Com uma linguagem clara e simples, provavelmente já avançado em idade – e os seus consequentes desencantos –, Saba redige estas linhas, lídima parábola para o existir humano: se a juventude e boa parte da idade adulta transcorrem sob o peso das responsabilidades, chega um momento, já quase no ocaso, em que as coisas se tornam menos pesarosas.

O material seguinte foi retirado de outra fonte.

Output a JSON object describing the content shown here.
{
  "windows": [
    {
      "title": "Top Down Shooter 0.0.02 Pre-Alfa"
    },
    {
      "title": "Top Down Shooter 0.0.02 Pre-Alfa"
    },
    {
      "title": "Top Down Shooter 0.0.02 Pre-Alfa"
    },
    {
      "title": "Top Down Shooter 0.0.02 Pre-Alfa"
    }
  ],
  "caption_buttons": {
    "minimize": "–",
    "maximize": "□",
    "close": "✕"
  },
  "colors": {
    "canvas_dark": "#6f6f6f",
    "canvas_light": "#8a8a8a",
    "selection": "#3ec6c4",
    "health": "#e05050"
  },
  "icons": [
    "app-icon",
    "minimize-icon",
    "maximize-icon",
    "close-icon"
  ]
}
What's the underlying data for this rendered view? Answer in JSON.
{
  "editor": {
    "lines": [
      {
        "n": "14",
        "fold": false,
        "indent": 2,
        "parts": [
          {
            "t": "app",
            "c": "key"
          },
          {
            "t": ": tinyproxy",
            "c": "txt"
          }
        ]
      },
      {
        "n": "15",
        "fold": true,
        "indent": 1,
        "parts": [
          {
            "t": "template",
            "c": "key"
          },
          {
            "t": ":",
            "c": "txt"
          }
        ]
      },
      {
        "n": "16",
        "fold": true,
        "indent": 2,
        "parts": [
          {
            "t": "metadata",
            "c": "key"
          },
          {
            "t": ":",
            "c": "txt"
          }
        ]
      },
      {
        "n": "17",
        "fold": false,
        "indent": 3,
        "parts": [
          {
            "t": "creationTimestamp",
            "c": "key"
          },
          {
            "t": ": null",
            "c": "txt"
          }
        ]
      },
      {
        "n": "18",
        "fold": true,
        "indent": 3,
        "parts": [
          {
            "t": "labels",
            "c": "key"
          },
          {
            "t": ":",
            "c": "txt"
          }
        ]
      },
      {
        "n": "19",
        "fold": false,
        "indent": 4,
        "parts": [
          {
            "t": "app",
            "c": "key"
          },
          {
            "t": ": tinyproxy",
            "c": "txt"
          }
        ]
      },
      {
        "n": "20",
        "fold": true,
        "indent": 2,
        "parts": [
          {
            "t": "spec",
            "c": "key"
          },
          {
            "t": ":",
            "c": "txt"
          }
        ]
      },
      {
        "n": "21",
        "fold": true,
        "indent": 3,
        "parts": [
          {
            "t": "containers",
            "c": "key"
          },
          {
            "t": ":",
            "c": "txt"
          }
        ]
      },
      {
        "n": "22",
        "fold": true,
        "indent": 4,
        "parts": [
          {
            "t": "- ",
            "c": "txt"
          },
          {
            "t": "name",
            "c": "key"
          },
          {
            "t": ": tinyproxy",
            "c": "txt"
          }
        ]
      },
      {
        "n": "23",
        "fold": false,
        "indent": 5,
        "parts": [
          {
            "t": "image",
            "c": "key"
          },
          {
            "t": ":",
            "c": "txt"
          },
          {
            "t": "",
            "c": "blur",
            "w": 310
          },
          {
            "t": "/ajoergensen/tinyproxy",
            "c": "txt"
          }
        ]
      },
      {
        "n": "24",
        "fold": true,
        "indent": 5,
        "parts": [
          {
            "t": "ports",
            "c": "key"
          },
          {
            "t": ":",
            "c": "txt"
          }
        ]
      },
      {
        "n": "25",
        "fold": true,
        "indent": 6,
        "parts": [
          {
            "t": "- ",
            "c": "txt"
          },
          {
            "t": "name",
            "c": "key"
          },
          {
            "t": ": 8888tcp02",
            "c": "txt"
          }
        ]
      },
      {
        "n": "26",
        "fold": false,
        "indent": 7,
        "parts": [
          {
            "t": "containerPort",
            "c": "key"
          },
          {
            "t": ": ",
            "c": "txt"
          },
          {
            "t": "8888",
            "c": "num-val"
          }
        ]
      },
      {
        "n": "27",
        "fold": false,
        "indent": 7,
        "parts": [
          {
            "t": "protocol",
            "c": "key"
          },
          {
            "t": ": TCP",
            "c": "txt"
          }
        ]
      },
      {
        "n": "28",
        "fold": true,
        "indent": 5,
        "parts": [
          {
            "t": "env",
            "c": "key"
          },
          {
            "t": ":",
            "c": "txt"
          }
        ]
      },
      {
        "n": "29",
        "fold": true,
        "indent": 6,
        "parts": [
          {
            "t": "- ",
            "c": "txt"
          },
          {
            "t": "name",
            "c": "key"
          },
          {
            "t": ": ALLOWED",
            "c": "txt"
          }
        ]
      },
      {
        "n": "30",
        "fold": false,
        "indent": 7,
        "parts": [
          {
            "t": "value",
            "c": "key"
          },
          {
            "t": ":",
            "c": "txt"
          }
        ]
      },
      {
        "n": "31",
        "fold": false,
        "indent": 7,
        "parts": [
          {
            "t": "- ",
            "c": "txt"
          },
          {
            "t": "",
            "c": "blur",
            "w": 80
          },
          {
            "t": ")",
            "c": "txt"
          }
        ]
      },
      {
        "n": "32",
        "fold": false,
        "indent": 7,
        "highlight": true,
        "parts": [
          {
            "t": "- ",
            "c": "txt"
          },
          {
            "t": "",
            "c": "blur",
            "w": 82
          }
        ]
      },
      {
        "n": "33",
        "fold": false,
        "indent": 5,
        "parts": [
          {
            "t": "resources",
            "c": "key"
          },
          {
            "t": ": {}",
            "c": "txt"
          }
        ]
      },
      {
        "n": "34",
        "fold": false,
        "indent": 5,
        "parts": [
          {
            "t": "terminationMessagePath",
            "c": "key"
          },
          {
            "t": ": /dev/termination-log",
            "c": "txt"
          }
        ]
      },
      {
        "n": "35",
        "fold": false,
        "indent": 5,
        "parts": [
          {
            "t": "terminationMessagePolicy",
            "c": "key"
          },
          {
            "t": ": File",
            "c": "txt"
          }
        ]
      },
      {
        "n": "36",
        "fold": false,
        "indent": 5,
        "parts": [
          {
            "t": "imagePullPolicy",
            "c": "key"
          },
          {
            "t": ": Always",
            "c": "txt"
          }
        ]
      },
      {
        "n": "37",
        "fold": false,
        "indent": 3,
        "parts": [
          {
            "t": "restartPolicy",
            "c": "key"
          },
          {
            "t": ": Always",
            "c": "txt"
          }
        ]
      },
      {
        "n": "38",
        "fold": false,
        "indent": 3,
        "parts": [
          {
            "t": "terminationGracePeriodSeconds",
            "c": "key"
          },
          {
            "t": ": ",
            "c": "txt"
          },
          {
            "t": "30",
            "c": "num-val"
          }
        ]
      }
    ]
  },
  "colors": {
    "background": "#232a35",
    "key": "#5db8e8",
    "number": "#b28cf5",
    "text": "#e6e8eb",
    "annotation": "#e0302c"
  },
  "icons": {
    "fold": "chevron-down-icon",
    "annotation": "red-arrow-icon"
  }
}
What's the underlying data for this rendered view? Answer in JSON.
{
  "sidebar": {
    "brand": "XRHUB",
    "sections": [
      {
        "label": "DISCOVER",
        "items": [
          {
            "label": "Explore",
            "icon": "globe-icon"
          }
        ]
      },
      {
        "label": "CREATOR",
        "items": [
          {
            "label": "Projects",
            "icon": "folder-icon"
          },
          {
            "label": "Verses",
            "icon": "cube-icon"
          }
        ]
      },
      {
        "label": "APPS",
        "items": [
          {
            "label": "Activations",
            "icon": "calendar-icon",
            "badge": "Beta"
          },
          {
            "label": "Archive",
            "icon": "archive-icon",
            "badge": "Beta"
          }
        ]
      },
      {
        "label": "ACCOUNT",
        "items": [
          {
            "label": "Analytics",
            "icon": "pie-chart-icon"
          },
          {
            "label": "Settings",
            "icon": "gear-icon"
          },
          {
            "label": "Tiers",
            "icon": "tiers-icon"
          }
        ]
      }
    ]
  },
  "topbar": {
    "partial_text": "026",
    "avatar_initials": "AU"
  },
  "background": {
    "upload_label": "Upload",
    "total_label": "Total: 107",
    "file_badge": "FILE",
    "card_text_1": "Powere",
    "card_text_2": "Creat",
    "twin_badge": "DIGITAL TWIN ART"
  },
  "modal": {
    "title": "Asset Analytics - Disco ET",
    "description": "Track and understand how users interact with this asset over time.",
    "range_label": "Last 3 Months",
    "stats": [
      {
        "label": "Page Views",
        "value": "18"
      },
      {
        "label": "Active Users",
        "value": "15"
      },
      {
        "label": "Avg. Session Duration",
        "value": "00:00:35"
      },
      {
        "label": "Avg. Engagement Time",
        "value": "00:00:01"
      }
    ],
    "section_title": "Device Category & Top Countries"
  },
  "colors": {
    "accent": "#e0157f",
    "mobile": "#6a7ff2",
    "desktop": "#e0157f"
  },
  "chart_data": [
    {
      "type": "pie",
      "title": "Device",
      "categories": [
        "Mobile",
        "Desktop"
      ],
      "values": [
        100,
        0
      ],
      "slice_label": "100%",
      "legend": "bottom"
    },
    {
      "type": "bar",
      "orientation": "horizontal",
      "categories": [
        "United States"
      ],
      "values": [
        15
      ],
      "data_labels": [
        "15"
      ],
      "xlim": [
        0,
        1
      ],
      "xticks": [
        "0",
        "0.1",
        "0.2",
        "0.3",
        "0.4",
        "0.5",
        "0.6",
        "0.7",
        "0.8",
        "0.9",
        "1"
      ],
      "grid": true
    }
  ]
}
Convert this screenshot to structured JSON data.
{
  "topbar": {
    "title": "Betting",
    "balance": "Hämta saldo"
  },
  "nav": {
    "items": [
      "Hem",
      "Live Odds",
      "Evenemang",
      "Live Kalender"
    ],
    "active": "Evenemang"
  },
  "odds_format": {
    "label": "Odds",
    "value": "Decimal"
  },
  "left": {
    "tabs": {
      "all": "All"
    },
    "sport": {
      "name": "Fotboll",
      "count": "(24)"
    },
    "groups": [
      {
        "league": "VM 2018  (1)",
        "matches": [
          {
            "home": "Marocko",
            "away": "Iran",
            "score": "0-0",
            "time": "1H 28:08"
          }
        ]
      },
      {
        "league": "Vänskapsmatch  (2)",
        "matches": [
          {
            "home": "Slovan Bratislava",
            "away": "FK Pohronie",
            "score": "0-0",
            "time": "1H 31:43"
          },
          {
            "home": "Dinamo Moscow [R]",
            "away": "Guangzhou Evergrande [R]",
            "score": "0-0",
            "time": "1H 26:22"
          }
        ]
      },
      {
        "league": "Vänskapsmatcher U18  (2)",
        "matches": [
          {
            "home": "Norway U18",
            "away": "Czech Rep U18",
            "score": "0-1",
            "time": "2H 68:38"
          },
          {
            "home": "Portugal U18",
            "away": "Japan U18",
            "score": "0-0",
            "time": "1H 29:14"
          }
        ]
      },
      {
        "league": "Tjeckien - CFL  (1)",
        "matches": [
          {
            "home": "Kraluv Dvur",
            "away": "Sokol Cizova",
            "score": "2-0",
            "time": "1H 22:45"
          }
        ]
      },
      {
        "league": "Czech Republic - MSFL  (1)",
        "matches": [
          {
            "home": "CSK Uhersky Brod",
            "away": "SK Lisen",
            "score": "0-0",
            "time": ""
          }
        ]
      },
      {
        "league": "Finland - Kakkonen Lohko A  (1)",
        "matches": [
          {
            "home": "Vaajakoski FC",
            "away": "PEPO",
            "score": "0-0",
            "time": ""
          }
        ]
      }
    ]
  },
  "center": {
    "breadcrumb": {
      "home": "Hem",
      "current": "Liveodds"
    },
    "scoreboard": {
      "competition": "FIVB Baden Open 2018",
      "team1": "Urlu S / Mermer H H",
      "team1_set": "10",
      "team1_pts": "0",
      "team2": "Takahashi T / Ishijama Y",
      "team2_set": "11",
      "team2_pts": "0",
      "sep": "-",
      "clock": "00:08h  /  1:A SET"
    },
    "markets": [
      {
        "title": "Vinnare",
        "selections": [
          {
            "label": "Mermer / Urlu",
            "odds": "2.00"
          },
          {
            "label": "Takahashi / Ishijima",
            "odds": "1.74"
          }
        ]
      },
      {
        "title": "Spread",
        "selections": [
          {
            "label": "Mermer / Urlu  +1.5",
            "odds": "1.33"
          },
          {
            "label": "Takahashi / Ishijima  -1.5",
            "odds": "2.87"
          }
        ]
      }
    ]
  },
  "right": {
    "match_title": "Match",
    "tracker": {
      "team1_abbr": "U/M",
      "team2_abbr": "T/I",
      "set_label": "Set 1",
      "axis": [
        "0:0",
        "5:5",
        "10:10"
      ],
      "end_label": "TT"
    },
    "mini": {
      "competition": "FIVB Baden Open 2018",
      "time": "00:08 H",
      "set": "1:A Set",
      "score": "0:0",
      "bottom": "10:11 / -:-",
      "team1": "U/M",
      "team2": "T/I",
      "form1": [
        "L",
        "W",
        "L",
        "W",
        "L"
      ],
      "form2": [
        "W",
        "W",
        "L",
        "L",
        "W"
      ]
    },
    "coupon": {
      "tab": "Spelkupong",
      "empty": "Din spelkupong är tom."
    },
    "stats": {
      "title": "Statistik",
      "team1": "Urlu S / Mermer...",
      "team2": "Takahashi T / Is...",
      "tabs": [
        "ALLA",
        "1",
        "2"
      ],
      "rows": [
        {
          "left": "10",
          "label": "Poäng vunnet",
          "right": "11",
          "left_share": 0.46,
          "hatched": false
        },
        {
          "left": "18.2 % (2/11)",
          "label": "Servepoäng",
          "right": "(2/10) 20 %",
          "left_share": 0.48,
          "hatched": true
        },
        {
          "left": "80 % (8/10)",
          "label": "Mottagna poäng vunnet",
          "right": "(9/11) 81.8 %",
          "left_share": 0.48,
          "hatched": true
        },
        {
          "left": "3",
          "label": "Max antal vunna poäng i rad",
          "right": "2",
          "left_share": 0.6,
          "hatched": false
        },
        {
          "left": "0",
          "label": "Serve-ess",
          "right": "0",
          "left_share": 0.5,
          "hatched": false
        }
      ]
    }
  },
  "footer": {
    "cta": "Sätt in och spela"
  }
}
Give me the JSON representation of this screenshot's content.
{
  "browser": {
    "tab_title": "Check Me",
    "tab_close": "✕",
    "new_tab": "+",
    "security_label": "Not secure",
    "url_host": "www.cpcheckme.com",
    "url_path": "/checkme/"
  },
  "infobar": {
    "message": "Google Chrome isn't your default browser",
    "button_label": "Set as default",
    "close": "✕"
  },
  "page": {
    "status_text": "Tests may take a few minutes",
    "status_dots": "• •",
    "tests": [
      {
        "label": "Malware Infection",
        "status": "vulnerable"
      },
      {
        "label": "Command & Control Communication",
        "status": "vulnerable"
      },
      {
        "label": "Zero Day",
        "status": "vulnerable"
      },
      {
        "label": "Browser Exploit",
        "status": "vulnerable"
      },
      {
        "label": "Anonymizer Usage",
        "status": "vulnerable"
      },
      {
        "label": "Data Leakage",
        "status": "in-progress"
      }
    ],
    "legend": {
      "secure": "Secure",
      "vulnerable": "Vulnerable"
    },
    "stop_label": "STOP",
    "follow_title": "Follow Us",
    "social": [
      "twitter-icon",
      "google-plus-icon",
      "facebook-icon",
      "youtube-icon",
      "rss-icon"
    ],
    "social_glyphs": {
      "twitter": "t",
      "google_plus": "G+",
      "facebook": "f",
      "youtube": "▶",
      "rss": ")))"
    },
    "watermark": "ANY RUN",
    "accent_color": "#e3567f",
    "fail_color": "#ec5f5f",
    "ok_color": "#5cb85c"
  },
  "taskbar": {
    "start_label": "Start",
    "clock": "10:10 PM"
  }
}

E então sobrevêm a poesia, as digressões e os entretenimentos, algo mais próximo da felicidade – ou mais distante da infelicidade, tal como se queira! –, tornando nossos passos “mais leves”, permitindo, assim, que assumamos a face da bondade e dissipemos toda aquela dor que, um dia, teimou em nos submeter às agruras de uma vida molesta e cansativa.
J.A.R. – H.C.
Umberto Saba
(1883-1957)
Felicità
La giovanezza cupida di pesi
porge spontanea al carico le spalle.
Non regge. Piange di malinconia.
Vagabondaggio, evasione, poesia,
cari prodigi sul tardi! Sul tardi
l’aria si affina ed i passi si fanno
leggeri.
Oggi è il meglio di ieri,
se non è ancora la felicità.
Assumeremo un giorno la bontà
del suo volto, vedremo alcuno sciogliere
come un fumo il suo inutile dolore.
In: “Il Canzoniere” (1945)
San Giorgio Maggiore ao Entardecer
(Claude Monet: pintor francês)
Felicidade
A juventude ávida por fardos
inclina espontaneamente os ombros à carga.
Não resiste. Chora de melancolia.
Vadiagem, evasão, poesia,
caros prodígios tardios! Ao fim do dia,
o ar se afina e os passos tornam-se
mais leves.
Hoje é melhor do que ontem,
mesmo que ainda não seja a felicidade.
Um dia assumiremos a bondade
de seu rosto, veremos alguns derreterem
sua dor inútil como uma fumaça.
Em: “O Cancioneiro” (1945)
Referência:
SABA, Umberto. Felicità. In: PAYNE,
Roberta L. (Edition and Translation). A selection of modern italian poetry
in translation. A bilingual edition: Italian x English. Montreal &
Kingston, CA: McGill-Queen’s University Press, 2004. p. 100 and 102.